Toutes les personnes rencontrées ont été avisées qu’elles pouvaient se retirer du projet à n’importe quel moment. Heureusement, chaque famille y a plutôt vu une belle occasion de sensibiliser la population, de bâtir un souvenir. À quelques jours de la publication, j’ai pris soin de les contacter. Par respect, je voulais m’assurer que les enfants rencontrés allaient tous bien, qu’ils étaient toujours en vie.

Un témoignage au « je »

Il n’est pas habituel, dans le cadre d’un reportage écrit, de publier un témoignage entier sous la forme du « je ». Comme il était très important pour Félix de prendre la parole et de laisser sa trace, cette forme narrative s’est rapidement imposée. Ses mots et ses états d’âme ont ainsi été mis en valeur, ont eu plus de poids. Avant l’entrevue, j’ai expliqué la démarche à Félix et à sa mère Mélanie, qui ont accepté la proposition. J’ai édité les propos dans un exercice d’écriture enrichissant, mais très délicat. Le but était de traduire fidèlement la pensée de Félix.

Provision de mouchoirs

« Comment fais-tu ? », « Je serai incapable de te lire ». Dans mon entourage et parmi mes collègues, les réactions ont été émotives à l’annonce de notre projet. La mort d’enfant, aujourd’hui rare, est un sujet tabou. Est-ce pour cette raison que plusieurs parents ont confié se sentir incompris, être isolés ? La publication de ce reportage prenait tout son sens.

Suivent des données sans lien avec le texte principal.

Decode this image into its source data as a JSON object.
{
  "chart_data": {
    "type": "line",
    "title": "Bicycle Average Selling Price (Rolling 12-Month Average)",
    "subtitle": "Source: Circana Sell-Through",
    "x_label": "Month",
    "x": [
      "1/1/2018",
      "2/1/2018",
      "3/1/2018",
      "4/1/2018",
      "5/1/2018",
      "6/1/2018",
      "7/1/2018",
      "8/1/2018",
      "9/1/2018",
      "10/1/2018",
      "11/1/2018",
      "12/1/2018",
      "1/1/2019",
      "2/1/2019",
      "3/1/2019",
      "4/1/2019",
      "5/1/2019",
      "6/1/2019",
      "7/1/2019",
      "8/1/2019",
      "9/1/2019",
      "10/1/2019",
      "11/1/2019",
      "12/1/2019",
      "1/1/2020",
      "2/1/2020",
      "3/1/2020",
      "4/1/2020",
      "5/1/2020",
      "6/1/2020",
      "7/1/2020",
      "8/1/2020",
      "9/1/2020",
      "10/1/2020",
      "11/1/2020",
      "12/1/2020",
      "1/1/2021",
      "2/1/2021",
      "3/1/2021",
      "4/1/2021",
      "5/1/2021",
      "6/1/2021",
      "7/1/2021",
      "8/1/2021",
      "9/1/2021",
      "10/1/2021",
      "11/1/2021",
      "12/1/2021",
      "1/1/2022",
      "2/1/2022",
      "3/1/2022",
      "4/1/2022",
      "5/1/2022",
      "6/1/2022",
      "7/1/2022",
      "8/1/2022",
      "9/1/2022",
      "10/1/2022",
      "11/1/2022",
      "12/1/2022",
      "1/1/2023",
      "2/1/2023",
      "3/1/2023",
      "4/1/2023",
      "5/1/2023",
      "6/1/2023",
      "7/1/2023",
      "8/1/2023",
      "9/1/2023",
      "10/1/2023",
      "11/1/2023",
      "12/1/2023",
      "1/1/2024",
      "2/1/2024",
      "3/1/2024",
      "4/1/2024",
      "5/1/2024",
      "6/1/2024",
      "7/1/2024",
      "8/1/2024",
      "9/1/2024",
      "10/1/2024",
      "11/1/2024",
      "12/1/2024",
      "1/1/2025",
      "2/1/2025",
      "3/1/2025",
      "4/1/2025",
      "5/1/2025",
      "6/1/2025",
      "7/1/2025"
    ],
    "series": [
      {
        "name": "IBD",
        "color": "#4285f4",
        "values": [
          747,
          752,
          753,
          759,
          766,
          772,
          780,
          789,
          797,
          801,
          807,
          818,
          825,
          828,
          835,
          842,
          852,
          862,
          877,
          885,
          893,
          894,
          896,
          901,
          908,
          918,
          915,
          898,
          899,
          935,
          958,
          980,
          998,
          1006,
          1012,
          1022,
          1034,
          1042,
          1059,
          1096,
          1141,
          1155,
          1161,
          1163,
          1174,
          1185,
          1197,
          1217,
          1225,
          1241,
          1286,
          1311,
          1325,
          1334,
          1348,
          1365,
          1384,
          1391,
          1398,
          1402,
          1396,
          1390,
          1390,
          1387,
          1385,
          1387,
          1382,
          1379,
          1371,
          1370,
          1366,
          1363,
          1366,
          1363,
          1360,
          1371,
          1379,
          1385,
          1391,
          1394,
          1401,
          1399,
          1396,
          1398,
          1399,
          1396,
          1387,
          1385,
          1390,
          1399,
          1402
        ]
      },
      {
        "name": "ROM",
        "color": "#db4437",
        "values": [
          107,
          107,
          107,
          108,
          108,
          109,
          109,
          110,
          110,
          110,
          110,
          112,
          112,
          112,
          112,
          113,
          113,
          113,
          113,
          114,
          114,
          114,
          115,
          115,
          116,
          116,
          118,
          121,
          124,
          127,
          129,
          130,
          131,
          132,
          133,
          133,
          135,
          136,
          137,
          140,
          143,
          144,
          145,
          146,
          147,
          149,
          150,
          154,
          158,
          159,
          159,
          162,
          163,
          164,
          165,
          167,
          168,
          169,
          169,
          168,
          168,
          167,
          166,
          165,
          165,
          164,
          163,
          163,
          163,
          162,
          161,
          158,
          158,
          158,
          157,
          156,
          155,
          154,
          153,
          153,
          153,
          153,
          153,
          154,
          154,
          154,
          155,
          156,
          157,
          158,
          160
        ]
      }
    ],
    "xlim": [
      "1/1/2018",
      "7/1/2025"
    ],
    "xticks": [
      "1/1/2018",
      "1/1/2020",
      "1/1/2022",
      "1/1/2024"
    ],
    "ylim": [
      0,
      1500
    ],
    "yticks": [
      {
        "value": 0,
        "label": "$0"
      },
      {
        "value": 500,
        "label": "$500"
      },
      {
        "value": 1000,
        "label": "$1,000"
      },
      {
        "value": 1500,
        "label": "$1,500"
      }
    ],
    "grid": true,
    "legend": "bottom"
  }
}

Aurais-je la solidité de côtoyer des familles où la mort rôde ? Mon cœur de mère s’est parfois serré, les larmes ont coulé. Devant la fragilité de Maélie, respirant difficilement, si petite dans cet immense lit à la maison Le Phare. Devant cette grande peur des enfants mourants d’être oubliés. Devant un moulage de la main d’un enfant, aujourd’hui décédé, enveloppée de celles de ses parents.

Devant la terreur aussi que représente l’ultime appel au 911. La maman d’Esteban, 5 ans, nous racontait : « Si Esteban décède à la maison, il faudra d’abord appeler à l’hôpital, informer les ambulanciers, présenter la lettre de renonciation de soins. J’ai peur d’être incapable, de bégayer. L’infirmière m’a donné un aide-mémoire. J’aurai juste à lire machinalement si mon cerveau est à off. »

Au-delà de la détresse présente chez les parents, la fratrie et les intervenants, la volonté de célébrer la vie m’est apparue encore plus forte. « On embrasse un peu plus nos enfants en rentrant le soir », m’avait dit le pédiatre Stephen Liben, de l’Hôpital de Montréal pour enfants. Ce que j’ai aussi fait à mon tour.

Une vague de courriels

Quand on porte un regard extérieur sur un tel sujet, il est délicat ensuite de coucher sur papier des observations recueillies pendant des mois, de transposer le tout en une série de reportages. La sélection des photos et la trame narrative ont été un vrai casse-tête. La rédaction s’est avérée complexe, émotive. Avais-je bien saisi les propos et les confidences reçus ? Avais-je réussi à traduire fidèlement la réalité, les émotions vécues ?

Les réactions qui ont suivi la publication du reportage ont été nombreuses, positives. J’ai accueilli comme un précieux cadeau les mots touchants et les remerciements des parents de Félix, d’Esteban, de Roméo, de Maélie, de Jakub, de Gabriel et de Sacha. En cette nouvelle année, j’ai pour eux une pensée bien spéciale.